If yes: starting from any arbitrary bilinear form, what is the algorithm to calculate its signature?
If no: what are the conditions necessary for a bilinear form in order to have a signature? Is there an algorithm to calculate a signature for all the bilinear forms that admit one?
Let $b: V\times V\to K$ be a finite-dimensional symmetric bilinear form over some field $K$ (let us say of characteristic not $2$). Then it can be diagonalized, meaning that there is a basis $(e_i)$ of $V$ such that the matrix $(b(e_i,e_j))_{i,j}\in M_n(K)$ is diagonal. If $a_i=b(e_i,e_i)$, we then write $$b \simeq \langle a_1,\dots,a_n\rangle. $$
The $a_i$ in this diagonalization are absolutely not unique, not even up to reordering: at the very least, you can multiply any $a_i$ by some non-zero square in $K$. On the other hand, there is somethign which is well-defined: the number of $a_i$ which are equal to $0$. That is the dimension of the radical of $b$, and it does not depend on the choice of diagonalization. If that dimension happens to be $0$, we say that $b$ is non-degenerate.

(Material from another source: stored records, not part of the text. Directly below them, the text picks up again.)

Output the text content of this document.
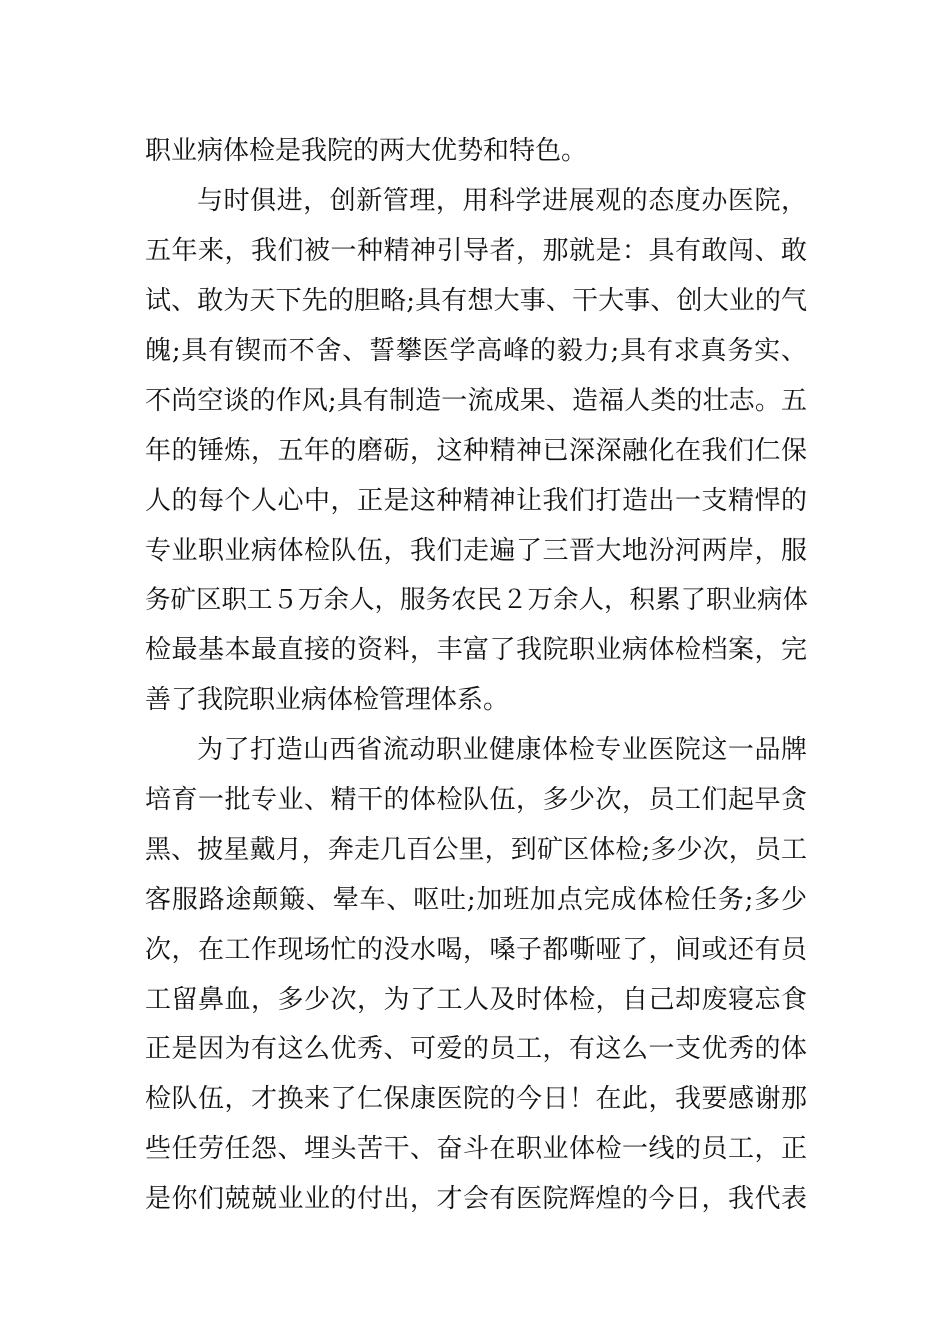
职业病体检是我院的两大优势和特色。
与时俱进，创新管理，用科学进展观的态度办医院，
五年来，我们被一种精神引导者，那就是：具有敢闯、敢
试、敢为天下先的胆略;具有想大事、干大事、创大业的气
魄;具有锲而不舍、誓攀医学高峰的毅力;具有求真务实、
不尚空谈的作风;具有制造一流成果、造福人类的壮志。五
年的锤炼，五年的磨砺，这种精神已深深融化在我们仁保
人的每个人心中，正是这种精神让我们打造出一支精悍的
专业职业病体检队伍，我们走遍了三晋大地汾河两岸，服
务矿区职工５万余人，服务农民２万余人，积累了职业病体
检最基本最直接的资料，丰富了我院职业病体检档案，完
善了我院职业病体检管理体系。
为了打造山西省流动职业健康体检专业医院这一品牌
培育一批专业、精干的体检队伍，多少次，员工们起早贪
黑、披星戴月，奔走几百公里，到矿区体检;多少次，员工
客服路途颠簸、晕车、呕吐;加班加点完成体检任务;多少
次，在工作现场忙的没水喝，嗓子都嘶哑了，间或还有员
工留鼻血，多少次，为了工人及时体检，自己却废寝忘食
正是因为有这么优秀、可爱的员工，有这么一支优秀的体
检队伍，才换来了仁保康医院的今日！在此，我要感谢那
些任劳任怨、埋头苦干、奋斗在职业体检一线的员工，正
是你们兢兢业业的付出，才会有医院辉煌的今日，我代表
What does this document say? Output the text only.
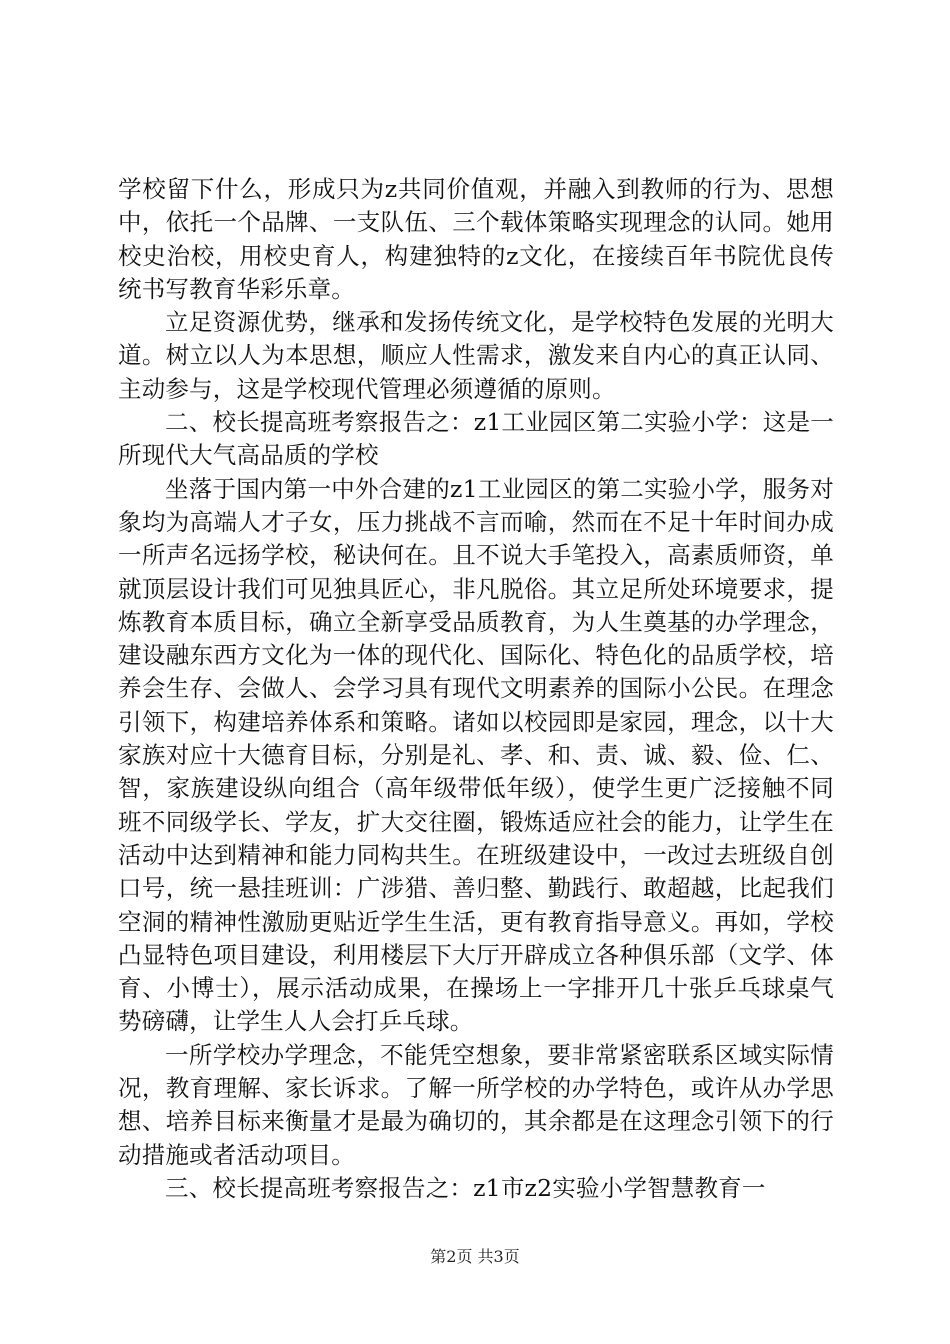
学校留下什么，形成只为z共同价值观，并融入到教师的行为、思想中，依托一个品牌、一支队伍、三个载体策略实现理念的认同。她用校史治校，用校史育人，构建独特的z文化，在接续百年书院优良传统书写教育华彩乐章。

立足资源优势，继承和发扬传统文化，是学校特色发展的光明大道。树立以人为本思想，顺应人性需求，激发来自内心的真正认同、主动参与，这是学校现代管理必须遵循的原则。

二、校长提高班考察报告之：z1工业园区第二实验小学：这是一所现代大气高品质的学校

坐落于国内第一中外合建的z1工业园区的第二实验小学，服务对象均为高端人才子女，压力挑战不言而喻，然而在不足十年时间办成一所声名远扬学校，秘诀何在。且不说大手笔投入，高素质师资，单就顶层设计我们可见独具匠心，非凡脱俗。其立足所处环境要求，提炼教育本质目标，确立全新享受品质教育，为人生奠基的办学理念，建设融东西方文化为一体的现代化、国际化、特色化的品质学校，培养会生存、会做人、会学习具有现代文明素养的国际小公民。在理念引领下，构建培养体系和策略。诸如以校园即是家园，理念，以十大家族对应十大德育目标，分别是礼、孝、和、责、诚、毅、俭、仁、智，家族建设纵向组合（高年级带低年级），使学生更广泛接触不同班不同级学长、学友，扩大交往圈，锻炼适应社会的能力，让学生在活动中达到精神和能力同构共生。在班级建设中，一改过去班级自创口号，统一悬挂班训：广涉猎、善归整、勤践行、敢超越，比起我们空洞的精神性激励更贴近学生生活，更有教育指导意义。再如，学校凸显特色项目建设，利用楼层下大厅开辟成立各种俱乐部（文学、体育、小博士），展示活动成果，在操场上一字排开几十张乒乓球桌气势磅礴，让学生人人会打乒乓球。

一所学校办学理念，不能凭空想象，要非常紧密联系区域实际情况，教育理解、家长诉求。了解一所学校的办学特色，或许从办学思想、培养目标来衡量才是最为确切的，其余都是在这理念引领下的行动措施或者活动项目。

三、校长提高班考察报告之：z1市z2实验小学智慧教育一

第2页 共3页
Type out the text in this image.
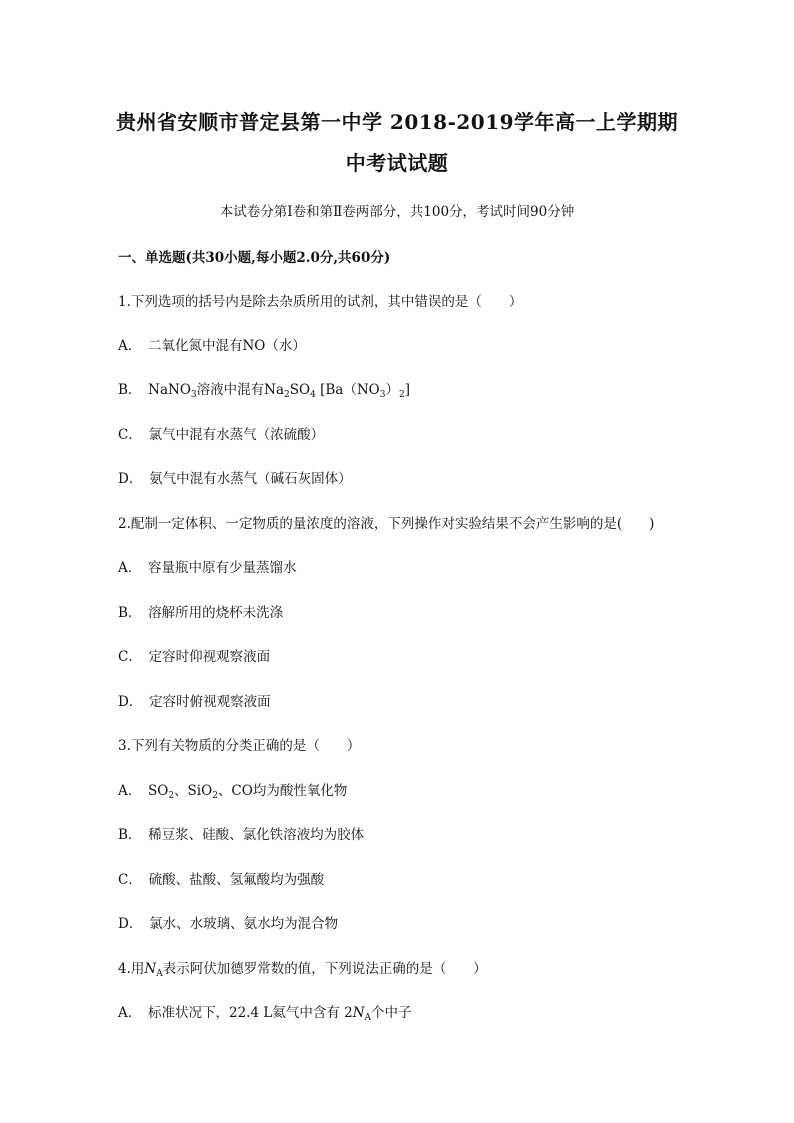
贵州省安顺市普定县第一中学 2018-2019学年高一上学期期
中考试试题
本试卷分第Ⅰ卷和第Ⅱ卷两部分，共100分，考试时间90分钟
一、单选题(共30小题,每小题2.0分,共60分)
1.下列选项的括号内是除去杂质所用的试剂，其中错误的是（　　）
A．　二氧化氮中混有NO（水）
B．　NaNO$_3$溶液中混有$Na_2SO_4$ $[Ba(NO_3)_2]$
C．　氯气中混有水蒸气（浓硫酸）
D．　氨气中混有水蒸气（碱石灰固体）
2.配制一定体积、一定物质的量浓度的溶液，下列操作对实验结果不会产生影响的是(　　)
A．　容量瓶中原有少量蒸馏水
B．　溶解所用的烧杯未洗涤
C．　定容时仰视观察液面
D．　定容时俯视观察液面
3.下列有关物质的分类正确的是（　　）
A．　$SO_2$、SiO$_2$、CO均为酸性氧化物
B．　稀豆浆、硅酸、氯化铁溶液均为胶体
C．　硫酸、盐酸、氢氟酸均为强酸
D．　氯水、水玻璃、氨水均为混合物
4.用$N_A$表示阿伏加德罗常数的值，下列说法正确的是（　　）
A．　标准状况下，22.4 L氦气中含有 $2N_A$个中子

When $K$ is an ordered field, we can say more: the number of $a_i$ which are positive (respectively negative) is also well-defined, independently of the choice of diagonalization. Then the triplet $(r,p,q)\in \mathbb{N}^3$ where $r$ is the number of $a_i$ which are $0$, and $p$ (resp. $q$) is the number of $a_i>0$ (resp. $a_i<0$) does not depend on the diagonalization, and is (often) called the signature of $b$. It always exists when $K$ is an oredered field, and can be computed by diagonalizing $b$ (which can be done in a number of ways, there are probably about 5000 questions on this website on the subject), and then checking the signs of the $a_i$.
Note that the precise terminology might differ depending on the author, for instance what I usually call the signature of $b$ is rather the number $p-q\in \mathbb{Z}$.
Also note that if $K$ is just a field, with no distinguished order, what you can do is define the signature of $b$ at each ordering of $K$ (there might be none of course, that happens precisely when $-1$ is a sum of squares in $K$).